CATALAN president Carles Puigdemont has called on the EU to act against Spain’s ‘violation’ of the region’s ‘basic rights’.
The leader said it was the European Commission’s duty to intervene, but the bloc has stood by Madrid, citing the referendum as a ‘domestic issue’.
It comes after tensions came to a head following the raiding of homes, offices and government buildings during a crackdown by Madrid designed to squash the vote.
Police arrested 14 high-profile Government officials as the national Government searched for evidence in relation to the planned October 1 referendum on Catalan independence, which has been declared illegal by Spain’s Constitutional Court.
Mr Puigdemont said: “European values, civil rights, freedom of speech, freedom of information and freedom of assembly are being violated by Spain’s central Government.

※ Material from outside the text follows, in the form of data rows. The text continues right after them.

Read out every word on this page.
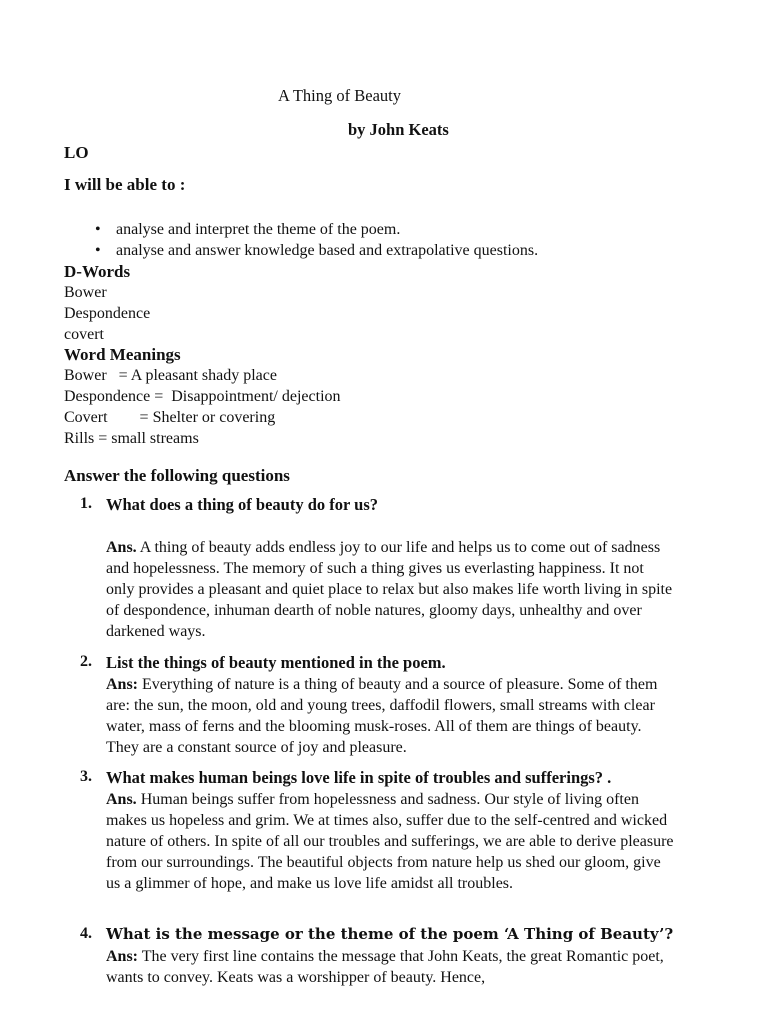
A Thing of Beauty
by John Keats
LO
I will be able to :
• analyse and interpret the theme of the poem.
• analyse and answer knowledge based and extrapolative questions.
D-Words
Bower
Despondence
covert
Word Meanings
Bower   = A pleasant shady place
Despondence =  Disappointment/ dejection
Covert        = Shelter or covering
Rills = small streams
Answer the following questions
1. What does a thing of beauty do for us?
Ans. A thing of beauty adds endless joy to our life and helps us to come out of sadness and hopelessness. The memory of such a thing gives us everlasting happiness. It not only provides a pleasant and quiet place to relax but also makes life worth living in spite of despondence, inhuman dearth of noble natures, gloomy days, unhealthy and over darkened ways.
2. List the things of beauty mentioned in the poem.
Ans: Everything of nature is a thing of beauty and a source of pleasure. Some of them are: the sun, the moon, old and young trees, daffodil flowers, small streams with clear water, mass of ferns and the blooming musk-roses. All of them are things of beauty. They are a constant source of joy and pleasure.
3. What makes human beings love life in spite of troubles and sufferings? .
Ans. Human beings suffer from hopelessness and sadness. Our style of living often makes us hopeless and grim. We at times also, suffer due to the self-centred and wicked nature of others. In spite of all our troubles and sufferings, we are able to derive pleasure from our surroundings. The beautiful objects from nature help us shed our gloom, give us a glimmer of hope, and make us love life amidst all troubles.
4. What is the message or the theme of the poem ‘A Thing of Beauty’?
Ans: The very first line contains the message that John Keats, the great Romantic poet, wants to convey. Keats was a worshipper of beauty. Hence,
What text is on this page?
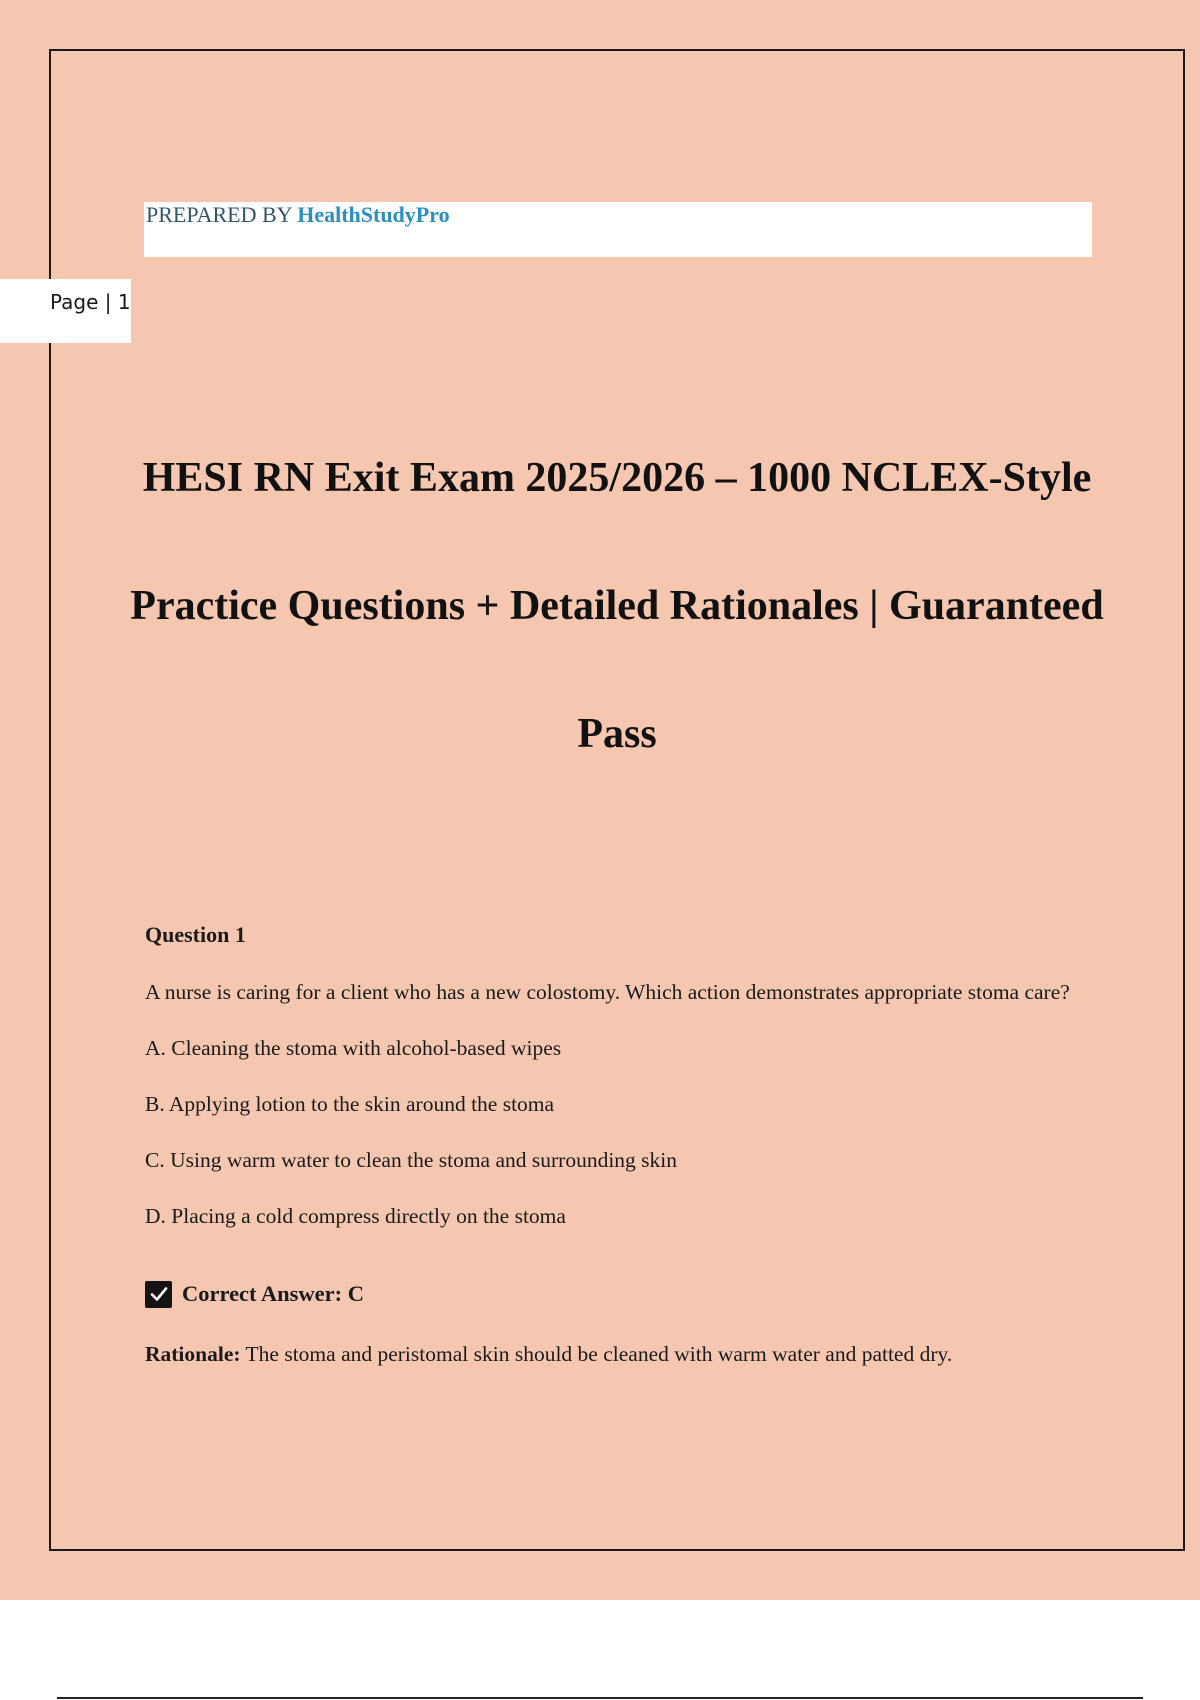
PREPARED BY HealthStudyPro
Page | 1
HESI RN Exit Exam 2025/2026 – 1000 NCLEX-Style Practice Questions + Detailed Rationales | Guaranteed Pass
Question 1
A nurse is caring for a client who has a new colostomy. Which action demonstrates appropriate stoma care?
A. Cleaning the stoma with alcohol-based wipes
B. Applying lotion to the skin around the stoma
C. Using warm water to clean the stoma and surrounding skin
D. Placing a cold compress directly on the stoma
Correct Answer: C
Rationale: The stoma and peristomal skin should be cleaned with warm water and patted dry.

“It’s a situation that harks back to the dark past of this country, when democracy was not a part of the Spanish dictionary. What is happening here in Catalonia would not happen anywhere else in the European Union.

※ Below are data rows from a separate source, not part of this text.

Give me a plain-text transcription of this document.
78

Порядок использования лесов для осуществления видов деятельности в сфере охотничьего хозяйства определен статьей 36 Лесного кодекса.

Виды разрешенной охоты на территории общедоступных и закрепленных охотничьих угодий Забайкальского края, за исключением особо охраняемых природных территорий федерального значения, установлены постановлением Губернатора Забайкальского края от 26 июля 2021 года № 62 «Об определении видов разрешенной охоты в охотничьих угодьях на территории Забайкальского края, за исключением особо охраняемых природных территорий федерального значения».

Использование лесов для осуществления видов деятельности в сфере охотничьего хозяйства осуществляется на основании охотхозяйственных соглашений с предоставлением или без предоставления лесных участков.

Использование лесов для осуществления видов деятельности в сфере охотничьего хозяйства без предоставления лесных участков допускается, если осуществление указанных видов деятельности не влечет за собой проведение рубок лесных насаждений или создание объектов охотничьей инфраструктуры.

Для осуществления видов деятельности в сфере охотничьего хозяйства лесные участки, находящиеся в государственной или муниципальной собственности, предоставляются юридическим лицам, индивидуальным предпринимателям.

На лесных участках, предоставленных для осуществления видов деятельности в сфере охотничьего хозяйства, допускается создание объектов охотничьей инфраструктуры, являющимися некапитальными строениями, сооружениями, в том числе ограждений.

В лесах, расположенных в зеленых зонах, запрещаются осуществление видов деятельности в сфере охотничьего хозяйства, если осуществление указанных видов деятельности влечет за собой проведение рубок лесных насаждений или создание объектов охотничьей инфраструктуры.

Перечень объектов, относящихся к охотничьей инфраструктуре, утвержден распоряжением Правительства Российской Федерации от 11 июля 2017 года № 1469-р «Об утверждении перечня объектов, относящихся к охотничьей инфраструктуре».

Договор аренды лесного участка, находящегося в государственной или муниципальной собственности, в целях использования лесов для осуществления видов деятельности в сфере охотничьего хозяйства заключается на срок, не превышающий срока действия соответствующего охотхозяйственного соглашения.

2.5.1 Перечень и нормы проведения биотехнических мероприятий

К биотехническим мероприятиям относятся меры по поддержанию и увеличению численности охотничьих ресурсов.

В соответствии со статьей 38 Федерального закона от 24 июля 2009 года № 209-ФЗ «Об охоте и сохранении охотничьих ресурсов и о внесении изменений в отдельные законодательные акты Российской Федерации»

“Instead of engaging in discourse, the Spanish Government has opted for police and judges, taking us beyond the limits of a respectable democracy.
“The EU itself is built on these values and is committed to guaranteeing the rights proclaimed in the charter and in the EU treaties.
“As an EU member state, Spain should respect that. If not, it is the European commission’s duty to intervene.”
But the EU has remained cautious and reluctant to upset one of its key members.
European Commission spokesman Margaritis Schinas said last week: “We are attached to the respect of the Spanish constitution, as of all member states’ constitutions”.
While an EU executive spokesman said ‘all questions can be addressed within the conditional order’.
A source told the EU observer: “If that is not a taboo, it looks like it very much.
“All member states are embarrassed – we don’t want to get involved.”
Puigdemont wrote for The Guardian: “The rule of law is accepted across Europe as the guarantee of our rights, but the Spanish president, Mariano Rajoy, is twisting our law to suit his own political ends in blocking the referendum.
“No longer will we compromise on our desire for a referendum. We won’t give up on it.”
He added: “We call on the international community to stand with Catalonia in its defence of democracy and true European values. In the meantime, our citizens must be ready to defend democracy and self-rule in the coming days with the only weapons we have: ballot boxes and a peaceful attitude.
“All we want is to carry out the greatest expression of a free democracy, and vote on Catalonia’s future. This is not about independence, it is about fundamental civil rights, and the universal right of self-determination.”